Newbie Question : Unable to do a GROUP by day count

Hello:

I’m creating a time series database to track the number of image pulls in our private docker repository.
I was able to import the logs from a PostgreSQL DB to InfluxDB2 using InfluxDBClient python library.

The schema is very simple. Below is basically how my data point looks like:

p = Point("image_pull")
p.tag("image_tag", image_tag)
p.time(pull_time)
p.field(cnt, 1)            # Always 1 and only 1 field

The data was successfully populated. I want to query for how many docker images were pulled for the past 2 days. I tried the following query (place in a file called query.txt):

from (bucket: "test_repos")
|> range(start: -2d)
|> window(every: 1d)
|> filter(fn: (r) =>
    r._measurement == "image_pull" and
    r._field == "cnt"
)
|> sum()
|> limit(n:5)

I queried by running:

influx query --file query.txt

What I don’t understand is:

  1. Why the influx return so many lines despite of the range(start: -2d) and the limit() statement
  2. I was still seeing 1 for _value:int field. I’m expecting it to be the total number of image pulls for day.

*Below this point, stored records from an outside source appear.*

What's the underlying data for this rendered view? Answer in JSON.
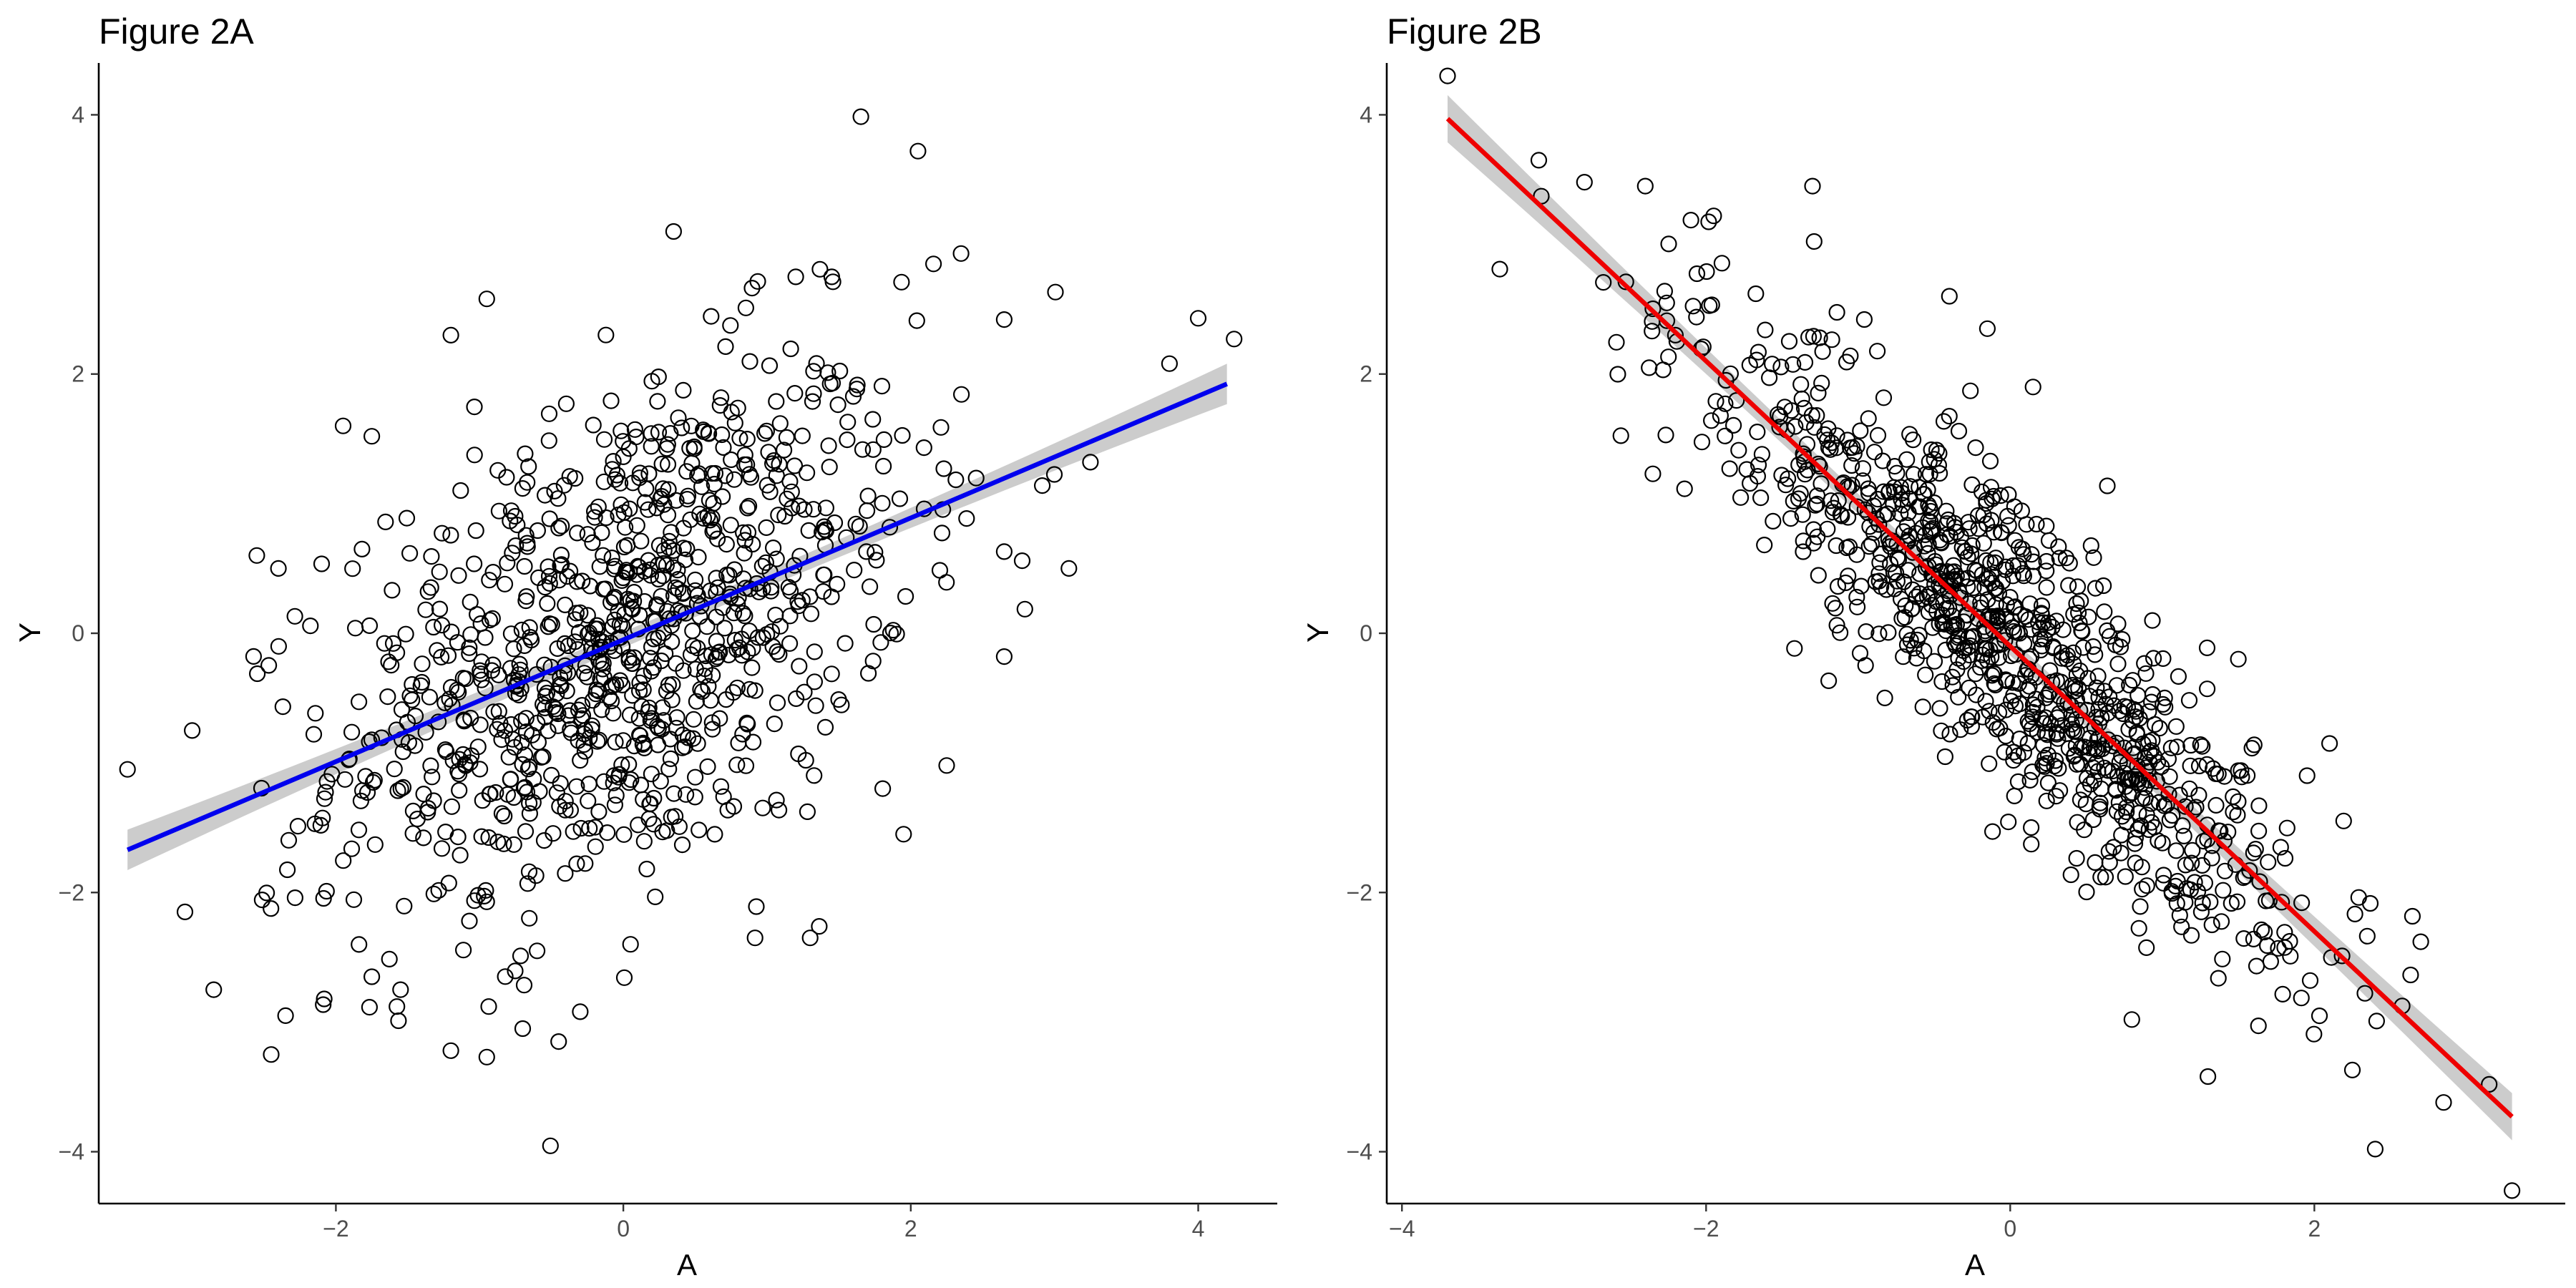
{
  "figures": [
    {
      "title": "Figure 2A"
    },
    {
      "title": "Figure 2B"
    }
  ],
  "chart_data": [
    {
      "type": "scatter",
      "title": "Figure 2A",
      "xlabel": "A",
      "ylabel": "Y",
      "xlim": [
        -3.65,
        4.55
      ],
      "ylim": [
        -4.4,
        4.4
      ],
      "x_ticks": [
        -2,
        0,
        2,
        4
      ],
      "y_ticks": [
        -4,
        -2,
        0,
        2,
        4
      ],
      "grid": false,
      "n_points": 1000,
      "fit": {
        "type": "linear",
        "color": "#0000ee",
        "band_color": "#cccccc",
        "x_range": [
          -3.45,
          4.2
        ],
        "intercept": -0.05,
        "slope": 0.47,
        "ci_half_width": 0.06
      },
      "point_style": {
        "shape": "open-circle",
        "stroke": "#000000"
      },
      "cloud": {
        "x_mean": 0.0,
        "x_sd": 1.0,
        "noise_sd": 0.95,
        "seed": 12345
      },
      "points": [
        [
          -3.45,
          -1.05
        ],
        [
          -3.0,
          -0.75
        ],
        [
          -3.05,
          -2.15
        ],
        [
          -2.85,
          -2.75
        ],
        [
          -2.45,
          -3.25
        ],
        [
          -2.35,
          -2.95
        ],
        [
          -1.95,
          1.6
        ],
        [
          -1.75,
          1.52
        ],
        [
          -2.55,
          0.6
        ],
        [
          -2.4,
          0.5
        ],
        [
          -1.2,
          2.3
        ],
        [
          -0.95,
          2.58
        ],
        [
          0.35,
          3.1
        ],
        [
          1.2,
          2.75
        ],
        [
          1.45,
          2.75
        ],
        [
          2.05,
          3.72
        ],
        [
          2.35,
          2.93
        ],
        [
          2.65,
          2.42
        ],
        [
          4.0,
          2.43
        ],
        [
          4.25,
          2.27
        ],
        [
          3.8,
          2.08
        ],
        [
          3.25,
          1.32
        ],
        [
          3.1,
          0.5
        ],
        [
          2.65,
          0.63
        ],
        [
          2.65,
          -0.18
        ],
        [
          2.25,
          -1.02
        ],
        [
          1.95,
          -1.55
        ],
        [
          1.3,
          -2.35
        ],
        [
          -0.45,
          -3.15
        ],
        [
          -0.95,
          -3.27
        ],
        [
          -1.2,
          -3.22
        ],
        [
          -0.7,
          -3.05
        ],
        [
          -0.3,
          -2.92
        ],
        [
          0.05,
          -2.4
        ],
        [
          -1.55,
          -2.75
        ],
        [
          -1.75,
          -2.65
        ],
        [
          -0.6,
          -2.45
        ]
      ]
    },
    {
      "type": "scatter",
      "title": "Figure 2B",
      "xlabel": "A",
      "ylabel": "Y",
      "xlim": [
        -4.1,
        3.65
      ],
      "ylim": [
        -4.4,
        4.4
      ],
      "x_ticks": [
        -4,
        -2,
        0,
        2
      ],
      "y_ticks": [
        -4,
        -2,
        0,
        2,
        4
      ],
      "grid": false,
      "n_points": 1000,
      "fit": {
        "type": "linear",
        "color": "#ee0000",
        "band_color": "#cccccc",
        "x_range": [
          -3.7,
          3.3
        ],
        "intercept": -0.1,
        "slope": -1.1,
        "ci_half_width": 0.07
      },
      "point_style": {
        "shape": "open-circle",
        "stroke": "#000000"
      },
      "cloud": {
        "x_mean": 0.0,
        "x_sd": 1.0,
        "noise_sd": 0.55,
        "seed": 67890
      },
      "points": [
        [
          -3.7,
          4.3
        ],
        [
          -3.1,
          3.65
        ],
        [
          -2.8,
          3.48
        ],
        [
          -2.4,
          3.45
        ],
        [
          -2.35,
          1.23
        ],
        [
          -1.3,
          3.45
        ],
        [
          -1.95,
          3.22
        ],
        [
          0.8,
          -2.98
        ],
        [
          2.4,
          -3.98
        ],
        [
          3.3,
          -4.3
        ],
        [
          3.15,
          -3.48
        ],
        [
          2.85,
          -3.62
        ],
        [
          2.25,
          -3.37
        ],
        [
          1.3,
          -3.42
        ],
        [
          2.7,
          -2.38
        ],
        [
          2.1,
          -0.85
        ],
        [
          1.5,
          -0.2
        ],
        [
          0.15,
          1.9
        ],
        [
          -0.15,
          2.35
        ],
        [
          -0.4,
          2.6
        ]
      ]
    }
  ]
}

I’m expecting a result similar to the SQL statement below

SELECT
                       date(timestamp_field), count(*)
FROM
                       logs
GROUP BY
                      date(timestamp_field)

Thank you in advance

I made it work by adding drop() function to filter out the columns that I don’t need . Is this the standard way of doing things in InfluxDB? Or what is did is workaround? A little of counterintuitive coming from the background of SQL :slight_smile:

from (bucket: "test_repos")
|> range(start: -2d)
|> window(every: 1d)
|> drop("columns": ["user", "project", "version", "resource"])

|> filter(fn: (r) =>
    r._measurement == "image_pull" and
    r._field == "cnt"
)
|> sum()
1 Like